Гость вдруг замолчал, потом, видимо, не удержавшись, тоже разгорячился и уверено продолжил:
– Эта криминально-олигархическая клика пришла к власти четверть века назад под обещания поднять все показатели страны на невиданный уровень сравнительно с Союзом! И что теперь мы имеем от их свершений? Завал во всём! И скажите мне, как можно охарактеризовать народ, который двадцать пять лет уничтожают под глупые сказки о процветании, а он всему верит, да еще и бубнит, будто жить ему стало лучше! Как говорила моя мудрая бабушка: «Ему ссы в глаза, а он твердит, будто божья роса!» Кстати, Пиночет тоже к власти пришел незаконно и крови пролил море, да только страна-то под его началом существенно вырвалась вперед! Может, потому даже народ большую кровь ему простил! Вот как я считаю! Так что теперь? Прошел я вашу проверку? – он доброжелательно рассмеялся, конечно же, надо мной, но не обидно. А его улыбка по-прежнему располагала к доверительному разговору.
Я тоже засмеялся:
– Если вам поверить, то мне с вещами на выход рановато?
– На выход? Конечно, рановато! Только при полном выздоровлении, которого я вам искренне желаю! Но я, вижу, вас основательно переутомил, хотя врачи меня во времени не ограничивали! С вашего разрешения я еще как-нибудь наведаюсь. Согласны?
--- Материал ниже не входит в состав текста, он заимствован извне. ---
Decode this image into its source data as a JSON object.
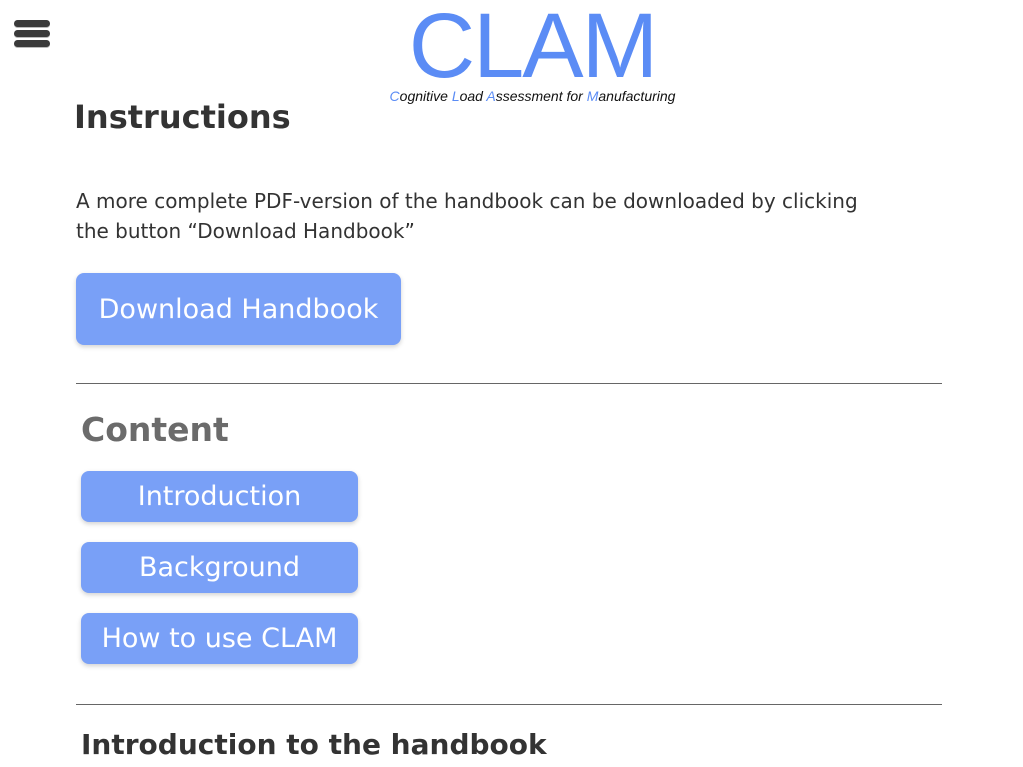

– Буду очень рад, Борис Иннокентьевич! Так же, как рад и вашему сегодняшнему приходу и нашему знакомству! Спасибо за беседу, а то я скоро совсем от людей отвыкну! Больные, между нами говоря, люди кое в чём странные – они только о своих болезнях говорят, хотя об этом стоит как раз молчать! А медсестрам разговаривать на свободные темы, как я понял, здесь не разрешают. Очень уж они от любых разговоров с нами уклоняются! Вот и получается – один я здесь, как в пустыне. Одичал…
*
Некоторое время я наслаждался одиночеством, которое нарушалось лишь медперсоналом. Надо признаться, такой покой мне пришелся по душе, потому я внутренне отнесся несколько враждебно к тому, что у противоположной стены появился очередной сосед.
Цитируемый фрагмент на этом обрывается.